Let $A\in M_n(\Bbb R)$ prove that, $\|A^n\|\le \frac{n}{\ln 2}\|A\|^{n-1}$ when $\lambda_i<1.$
Solution 1:
Let $r=\|A\|$.We have to prove $\|A^n\|\le{n \over \ln2}r^{n-1}$.
Since we know $\|XY\|\le\|X\|.\|Y\|$ for any matrices $X,Y$ thus it's easy to see that $\|A^k\|\le\|A\|^k=r^k,k\in Z^+$.

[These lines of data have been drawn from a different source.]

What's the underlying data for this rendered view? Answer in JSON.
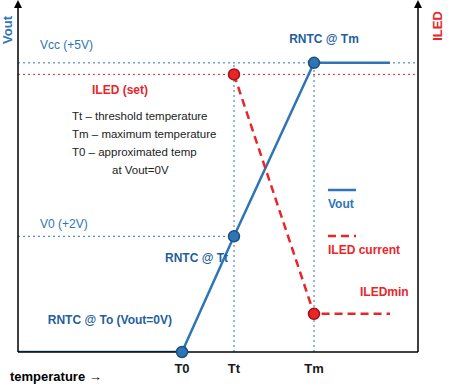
{
  "chart_data": {
    "type": "line",
    "x_label": "temperature →",
    "y_label": "Vout",
    "y2_label": "ILED",
    "xlim": [
      0,
      100
    ],
    "xticks": [
      {
        "value": 41,
        "label": "T0"
      },
      {
        "value": 54,
        "label": "Tt"
      },
      {
        "value": 74,
        "label": "Tm"
      }
    ],
    "ylim": [
      0,
      6
    ],
    "y2lim": [
      0,
      100
    ],
    "tick_labels": "x",
    "legend": "right",
    "series": [
      {
        "name": "Vout",
        "color": "#2e75b6",
        "line_style": "solid",
        "x": [
          0,
          41,
          54,
          74,
          93
        ],
        "values": [
          0,
          0,
          2,
          5,
          5
        ]
      },
      {
        "name": "ILED current",
        "color": "#e8262a",
        "line_style": "dashed",
        "axis": "y2",
        "x": [
          54,
          74,
          93
        ],
        "values": [
          80,
          11,
          11
        ]
      }
    ],
    "points": [
      {
        "x": 41,
        "y": 0,
        "label": "RNTC @ To (Vout=0V)",
        "color": "#2e75b6"
      },
      {
        "x": 54,
        "y": 2,
        "label": "RNTC @ Tt",
        "color": "#2e75b6"
      },
      {
        "x": 74,
        "y": 5,
        "label": "RNTC @ Tm",
        "color": "#2e75b6"
      },
      {
        "x": 54,
        "y": 80,
        "axis": "y2",
        "label": "ILED (set)",
        "color": "#e8262a"
      },
      {
        "x": 74,
        "y": 11,
        "axis": "y2",
        "label": "ILEDmin",
        "color": "#e8262a"
      }
    ],
    "guides": [
      {
        "axis": "y",
        "value": 5,
        "x": [
          0,
          100
        ],
        "label": "Vcc (+5V)",
        "color": "#2e75b6"
      },
      {
        "axis": "y",
        "value": 2,
        "x": [
          0,
          54
        ],
        "label": "V0 (+2V)",
        "color": "#2e75b6"
      },
      {
        "axis": "y2",
        "value": 80,
        "x": [
          0,
          100
        ],
        "color": "#e8262a"
      }
    ],
    "vguides": [
      {
        "x": 54,
        "y": [
          0,
          5
        ],
        "color": "#2e75b6"
      },
      {
        "x": 74,
        "y": [
          0,
          5
        ],
        "color": "#2e75b6"
      }
    ],
    "notes": [
      "Tt – threshold temperature",
      "Tm – maximum temperature",
      "T0 – approximated temp",
      "at Vout=0V"
    ]
  }
}
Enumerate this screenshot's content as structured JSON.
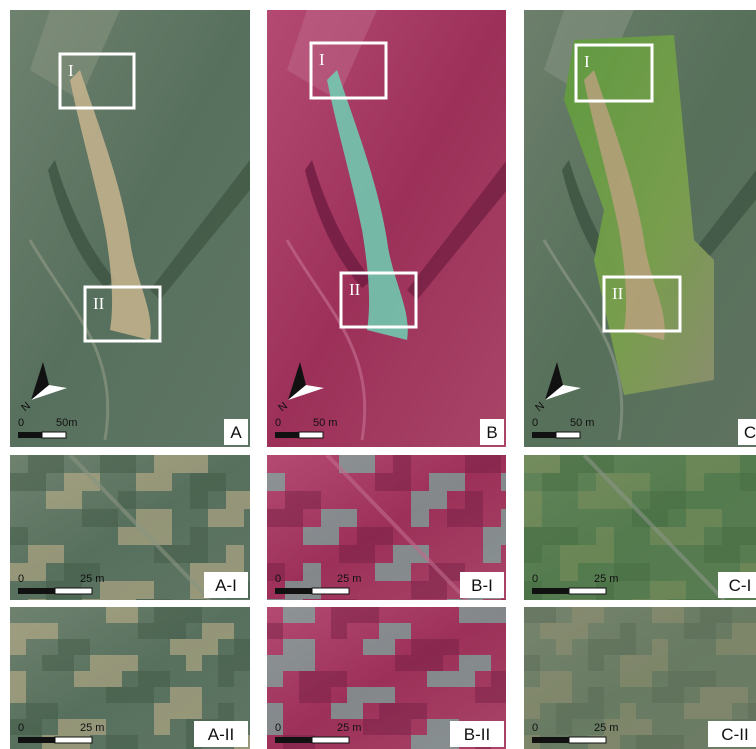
{
  "north": "N",
  "panels": [
    {
      "label": "A",
      "scale": [
        "0",
        "50m"
      ],
      "boxes": [
        "I",
        "II"
      ]
    },
    {
      "label": "B",
      "scale": [
        "0",
        "50 m"
      ],
      "boxes": [
        "I",
        "II"
      ]
    },
    {
      "label": "C",
      "scale": [
        "0",
        "50 m"
      ],
      "boxes": [
        "I",
        "II"
      ]
    },
    {
      "label": "A-I",
      "scale": [
        "0",
        "25 m"
      ]
    },
    {
      "label": "B-I",
      "scale": [
        "0",
        "25 m"
      ]
    },
    {
      "label": "C-I",
      "scale": [
        "0",
        "25 m"
      ]
    },
    {
      "label": "A-II",
      "scale": [
        "0",
        "25 m"
      ]
    },
    {
      "label": "B-II",
      "scale": [
        "0",
        "25 m"
      ]
    },
    {
      "label": "C-II",
      "scale": [
        "0",
        "25 m"
      ]
    }
  ]
}
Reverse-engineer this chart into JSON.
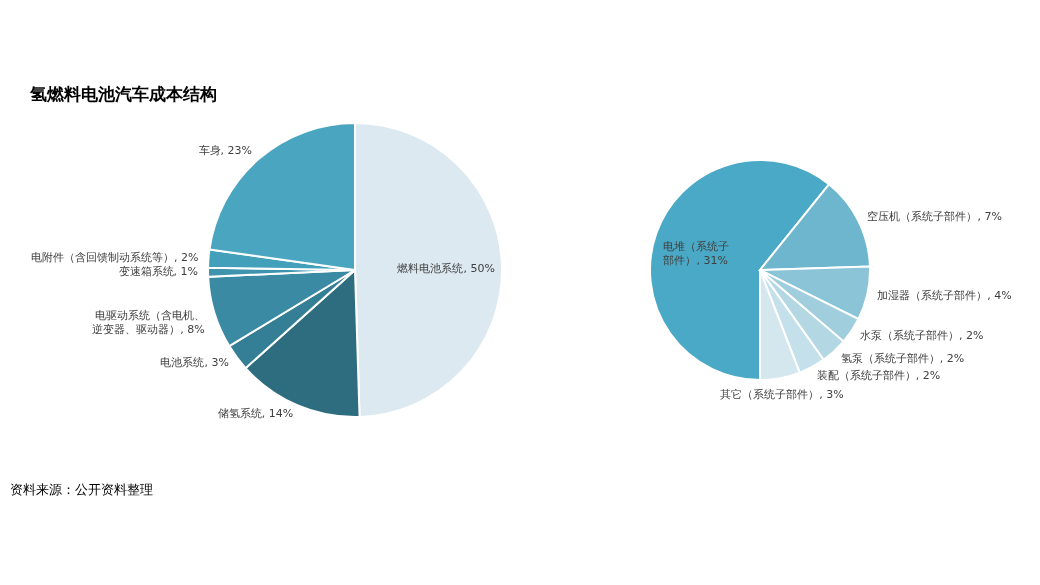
{
  "chart_data": [
    {
      "type": "pie",
      "title": "氢燃料电池汽车成本结构",
      "categories": [
        "燃料电池系统",
        "储氢系统",
        "电池系统",
        "电驱动系统（含电机、逆变器、驱动器）",
        "变速箱系统",
        "电附件（含回馈制动系统等）",
        "车身"
      ],
      "values": [
        50,
        14,
        3,
        8,
        1,
        2,
        23
      ],
      "value_labels": [
        "50%",
        "14%",
        "3%",
        "8%",
        "1%",
        "2%",
        "23%"
      ],
      "colors": [
        "#dce9f1",
        "#2e6d80",
        "#357f96",
        "#3a8aa3",
        "#3e93ad",
        "#43a0bb",
        "#4aa5c1"
      ],
      "annotations": [
        "资料来源：公开资料整理"
      ]
    },
    {
      "type": "pie",
      "categories": [
        "电堆（系统子部件）",
        "空压机（系统子部件）",
        "加湿器（系统子部件）",
        "水泵（系统子部件）",
        "氢泵（系统子部件）",
        "装配（系统子部件）",
        "其它（系统子部件）"
      ],
      "values": [
        31,
        7,
        4,
        2,
        2,
        2,
        3
      ],
      "value_labels": [
        "31%",
        "7%",
        "4%",
        "2%",
        "2%",
        "2%",
        "3%"
      ],
      "colors": [
        "#4aa9c6",
        "#6db6cd",
        "#8bc4d6",
        "#a0cedd",
        "#b3d8e4",
        "#c4e0ea",
        "#d4e7ef"
      ]
    }
  ]
}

Let $f(t)=(t-\lambda_1)(t-\lambda_2)\cdots(t-\lambda_n)=t^n+c_1t^{n-1}+\cdots+c_n $ be the characteristic polynomial of $A$. Using Vieta's formula we ob tain:
$$|c_k|=|\sum_{1\le i_1 \cdots\le i_k \le n} \lambda_1\cdots\lambda_k|\le\sum_{1\le i_1 \cdots\le i_k \le n} |\lambda_1\cdots\lambda_k| \le \binom {n} {k},1\le k \le n$$
Cayley-Hamilton theorem indicates that $f(A)=0$ , so: $$\|A^n\|=\|c_1A^{n-1}+\cdots+c_n\|\le \sum_{k=1}^{n}\binom {n} {k}\|A^k\|\le \sum_{k=1}^{n}\binom {n} {k}r^k=(1+r)^n-r^n$$
Combining this with the trivial estimate $\|A^n\|\le r^n$, so we get:
$$\|A^n\|\le \min(r^n,(1+r)^n-r^n).$$
Let $r_0={1 \over {2^{1 \over n}-1}}$ it is easy to check that two bounds are equal if $r_0=r$,moreever:
$$r_0={1 \over {e^{\ln2 \over n}}-1}< {n\over \ln2}$$
For $r\le r_0$ apply the trivial bound:
$$\|A^n\|\le r^n\le r_0.r^{n-1} \le {n\over \ln2} r^{n-1}$$
For $r>r_0$ we have :
$$\|A^n\|\le (1+r)^n-r^n=r^{n-1}.{{(1+r)^n-r^n}\over {r^{n-1}}}$$
Now the function $g(r)={{(1+r)^n-r^n}\over {r^{n-1}}}$ is decreasing because the numerator has degree $n-1$ and all coeffcients are positive, so:
$${{(1+r)^n-r^n}\over {r^{n-1}}} < {{(1+r_0)^n-{r_0}^n}\over {{r_0}^{n-1}}}=r_0((1+{1\over r_0})^n-1)=r_0 < {n \over \ln2}$$
so $\|A^n\|\le{n \over \ln2}r^{n-1}$.